By their telling, white supremacists were emboldened by the election of Trump, who was slow to renounce them and embraced some of their social media memes during the campaign. That came to a head Aug. 12, when neo-Nazis and other white supremacists rallied in Charlottesville, Va., chanting "blood and soil!" and "white lives matter!" A woman died when she was run over by a car, whose driver, a white supremacist, was charged. An independent review of the events conducted by former U.S. Attorney Timothy Heaphy concluded that the City of Charlottesville had failed to protect public safety and the protesters' right to express themselves.

It was a hurricane season like no other. Hurricane Harvey slammed into the Gulf Coast of Texas Aug. 25, drove north and remained over Houston for days, bringing a deluge that flooded tens of thousands of homes. Statewide, more than 50 people died. Less than two weeks later, Hurricane Irma ran through the Caribbean before hitting Florida, causing widespread damage but far fewer deaths than feared.

Then came Hurricane Maria, which hit Puerto Rico directly, leaving most of the island without power or potable water _ but with plenty of anger over what was perceived as inadequate help from the Trump administration. More than two months after Maria tore through the island, much of the U.S. commonwealth remained crippled.

On the ground, it was a party. Thousands of people were spread out across a fairground, enjoying a country music performance as part of the Route 91 Harvest festival. High above them, a man with high-powered assault weapons was watching from a window of the Mandalay Bay hotel. Then he opened fire. Fifty-eight people died and more than 500 were injured in the worst mass shooting in U.S. history. The shooter apparently took his own life; his motive remains a mystery.

Authorities said he killed eight people by driving a rental truck along a popular bike path in Lower Manhattan. Sayfullo Saipov, in his hospital bed, said he "felt good about what he had done" and asked for an Islamic State flag to be hung in the room. Saipov, a legal immigrant from Uzbekistan, was yet another acolyte who had been radicalized by Islamic State online and allegedly took it upon himself to kill as many people as possible. New York refused to bow. The New York Marathon went ahead as scheduled the following Sunday.

The killer was methodical, relentless. He marched through the church with an AR-15-style rifle and mowed down everyone he saw _ adults, teenagers, babies. His target was as "soft" as they come _ First Baptist Church of Sutherland Springs, Texas, a welcoming place whose congregants included the shooter's mother-in-law, with whom he was apparently having a dispute. In the end, 26 people were killed.

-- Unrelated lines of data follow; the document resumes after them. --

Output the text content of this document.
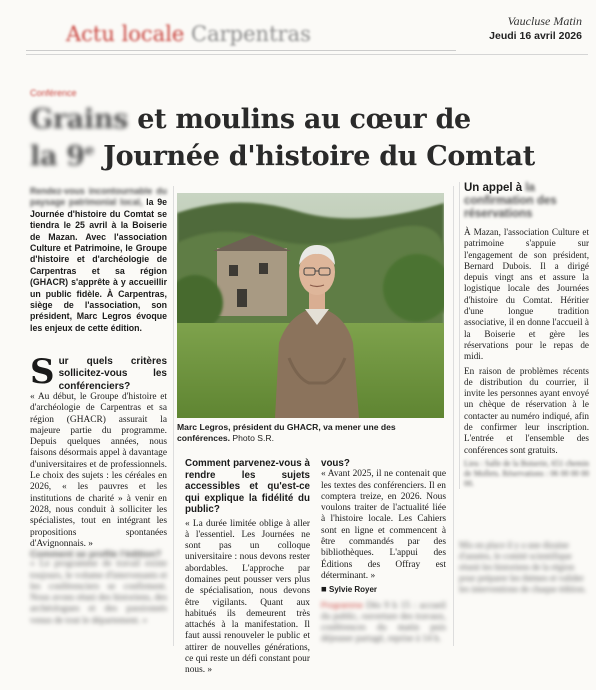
Actu locale Carpentras
Vaucluse Matin
Jeudi 16 avril 2026
Conférence
Grains et moulins au cœur de
la 9e Journée d'histoire du Comtat
Rendez-vous incontournable du paysage patrimonial local, la 9e Journée d'histoire du Comtat se tiendra le 25 avril à la Boiserie de Mazan. Avec l'association Culture et Patrimoine, le Groupe d'histoire et d'archéologie de Carpentras et sa région (GHACR) s'apprête à y accueillir un public fidèle. À Carpentras, siège de l'association, son président, Marc Legros évoque les enjeux de cette édition.
S ur quels critères sollicitez-vous les conférenciers?
« Au début, le Groupe d'histoire et d'archéologie de Carpentras et sa région (GHACR) assurait la majeure partie du programme. Depuis quelques années, nous faisons désormais appel à davantage d'universitaires et de professionnels. Le choix des sujets : les céréales en 2026, « les pauvres et les institutions de charité » à venir en 2028, nous conduit à solliciter les spécialistes, tout en intégrant les propositions spontanées d'Avignonnais. »
Comment se profile l'édition?
« Le programme de travail existe toujours, le volume d'intervenants et les conférenciers se confirment. Nous avons réuni des historiens, des archéologues et des passionnés venus de tout le département. »
Marc Legros, président du GHACR, va mener une des conférences. Photo S.R.
Comment parvenez-vous à rendre les sujets accessibles et qu'est-ce qui explique la fidélité du public?
« La durée limitée oblige à aller à l'essentiel. Les Journées ne sont pas un colloque universitaire : nous devons rester abordables. L'approche par domaines peut pousser vers plus de spécialisation, nous devons être vigilants. Quant aux habitués ils demeurent très attachés à la manifestation. Il faut aussi renouveler le public et attirer de nouvelles générations, ce qui reste un défi constant pour nous. »
vous?
« Avant 2025, il ne contenait que les textes des conférenciers. Il en comptera treize, en 2026. Nous voulons traiter de l'actualité liée à l'histoire locale. Les Cahiers sont en ligne et commencent à être commandés par des bibliothèques. L'appui des Éditions des Offray est déterminant. »
■ Sylvie Royer
Programme Dès 9 h 15 : accueil du public, ouverture des travaux, conférences du matin puis déjeuner partagé, reprise à 14 h.
Un appel à la confirmation des réservations
À Mazan, l'association Culture et patrimoine s'appuie sur l'engagement de son président, Bernard Dubois. Il a dirigé depuis vingt ans et assure la logistique locale des Journées d'histoire du Comtat. Héritier d'une longue tradition associative, il en donne l'accueil à la Boiserie et gère les réservations pour le repas de midi.
En raison de problèmes récents de distribution du courrier, il invite les personnes ayant envoyé un chèque de réservation à le contacter au numéro indiqué, afin de confirmer leur inscription. L'entrée et l'ensemble des conférences sont gratuits.
Lieu : Salle de la Boiserie, 651 chemin de Mollets. Réservations : 06 00 00 00 00.
Mis en place il y a une dizaine d'années, le comité scientifique réunit les historiens de la région pour préparer les thèmes et valider les interventions de chaque édition.
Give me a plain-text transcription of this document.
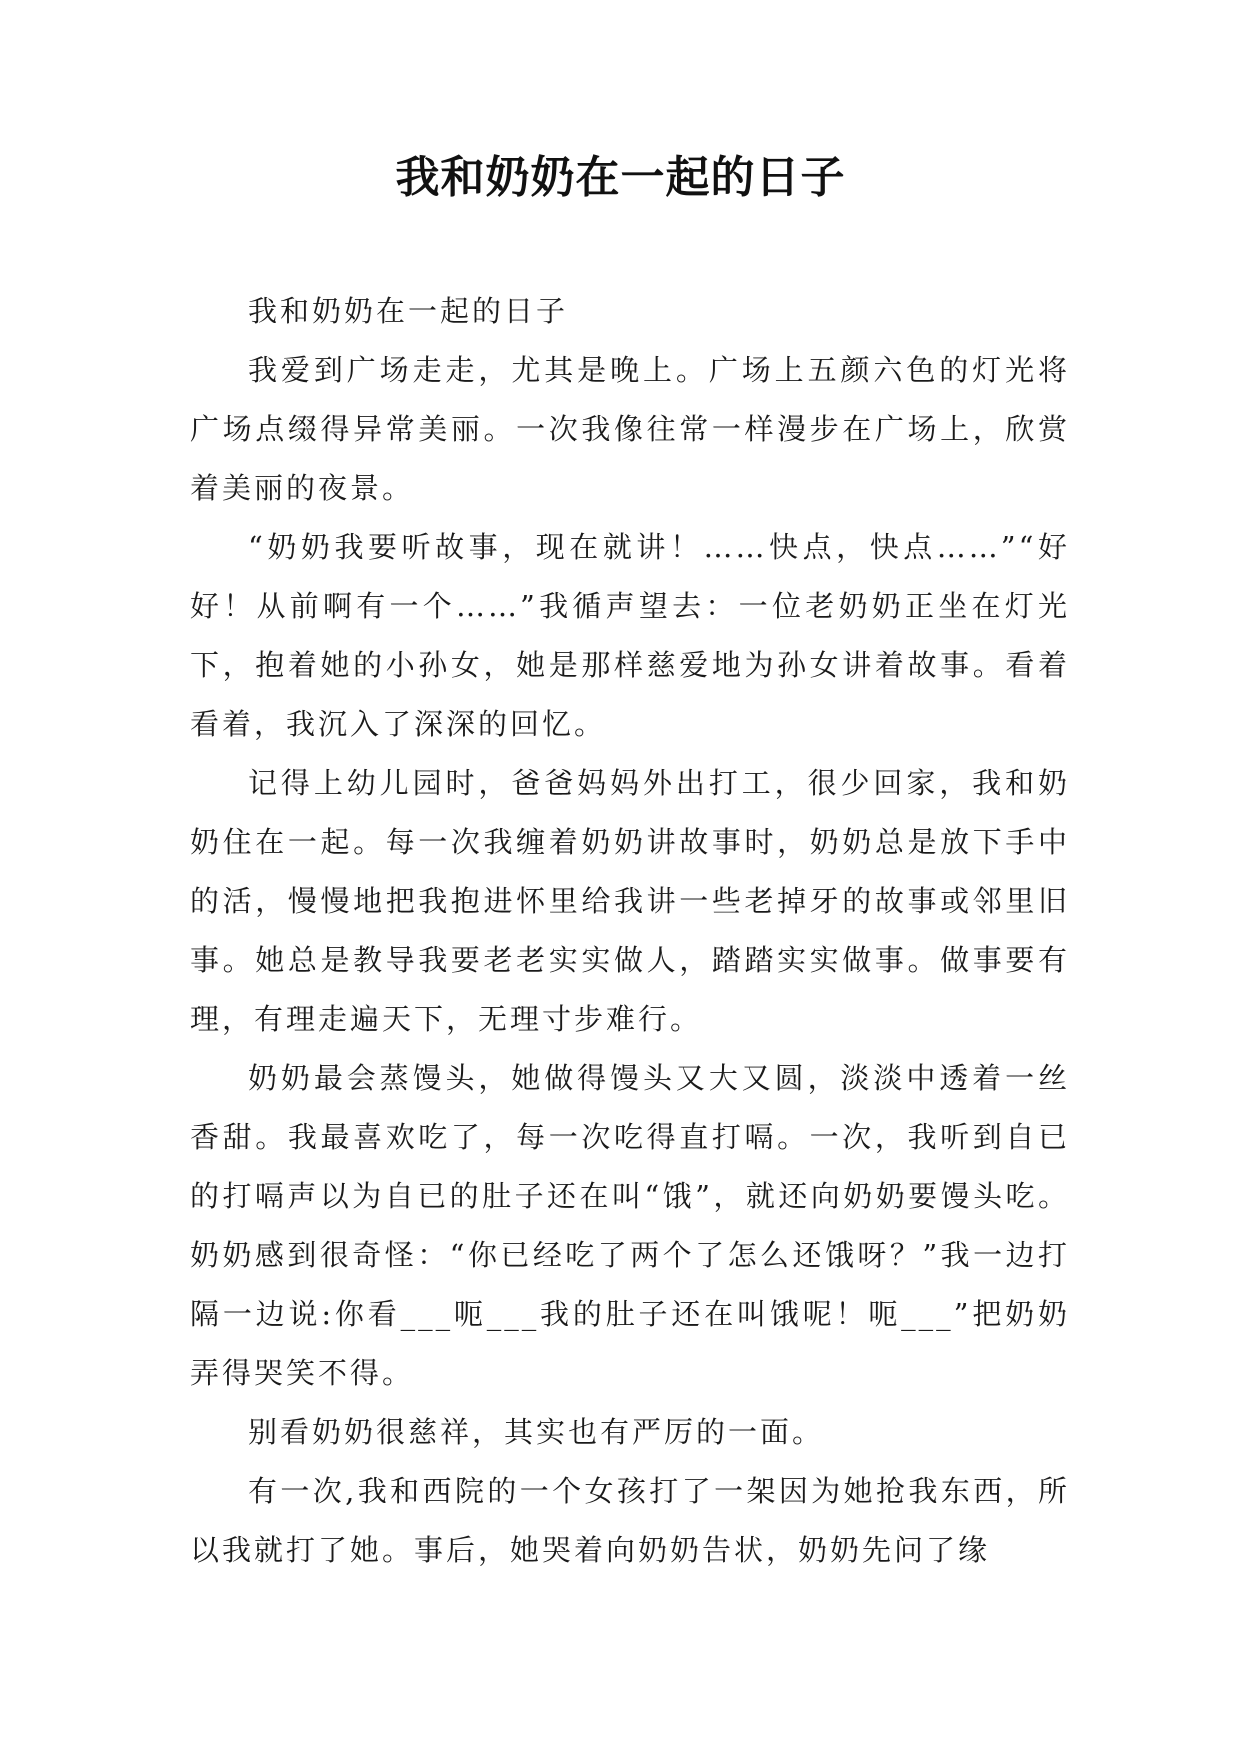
我和奶奶在一起的日子

我和奶奶在一起的日子

我爱到广场走走，尤其是晚上。广场上五颜六色的灯光将广场点缀得异常美丽。一次我像往常一样漫步在广场上，欣赏着美丽的夜景。

“奶奶我要听故事，现在就讲！……快点，快点……”“好好！从前啊有一个……”我循声望去：一位老奶奶正坐在灯光下，抱着她的小孙女，她是那样慈爱地为孙女讲着故事。看着看着，我沉入了深深的回忆。

记得上幼儿园时，爸爸妈妈外出打工，很少回家，我和奶奶住在一起。每一次我缠着奶奶讲故事时，奶奶总是放下手中的活，慢慢地把我抱进怀里给我讲一些老掉牙的故事或邻里旧事。她总是教导我要老老实实做人，踏踏实实做事。做事要有理，有理走遍天下，无理寸步难行。

奶奶最会蒸馒头，她做得馒头又大又圆，淡淡中透着一丝香甜。我最喜欢吃了，每一次吃得直打嗝。一次，我听到自已的打嗝声以为自已的肚子还在叫“饿”，就还向奶奶要馒头吃。奶奶感到很奇怪：“你已经吃了两个了怎么还饿呀？”我一边打隔一边说:你看___呃___我的肚子还在叫饿呢！呃___”把奶奶弄得哭笑不得。

别看奶奶很慈祥，其实也有严厉的一面。

有一次,我和西院的一个女孩打了一架因为她抢我东西，所以我就打了她。事后，她哭着向奶奶告状，奶奶先问了缘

Scientists bade bittersweet farewell to Cassini, the NASA spacecraft that spent 13 years exploring Saturn. Cassini, whose breakthrough discoveries revolutionized the search for life beyond Earth, disintegrated in the ringed planet's cloud tops. NASA had extended the spacecraft's original four-year mission twice. And even in the final seconds before it burned up like a shooting star, it sent new data from deeper in Saturn's atmosphere than it had ever been before.

Moving along a 2,600-mile, 14-state path starting in Oregon and ending in South Carolina, a total eclipse of the sun Aug. 21 seemed to bring out everyone's awestruck inner poet _ or curious amateur scientist. Even in cities where the eclipse was only partial and the sky barely darkened, office workers clustered on street corners, using protective glasses to look. And for those who fell in love with the darkest moment of the celestial event, when they had the rare chance to glimpse the sun's fiery corona, it's not too early to plan for the next one in the U.S., in 2024.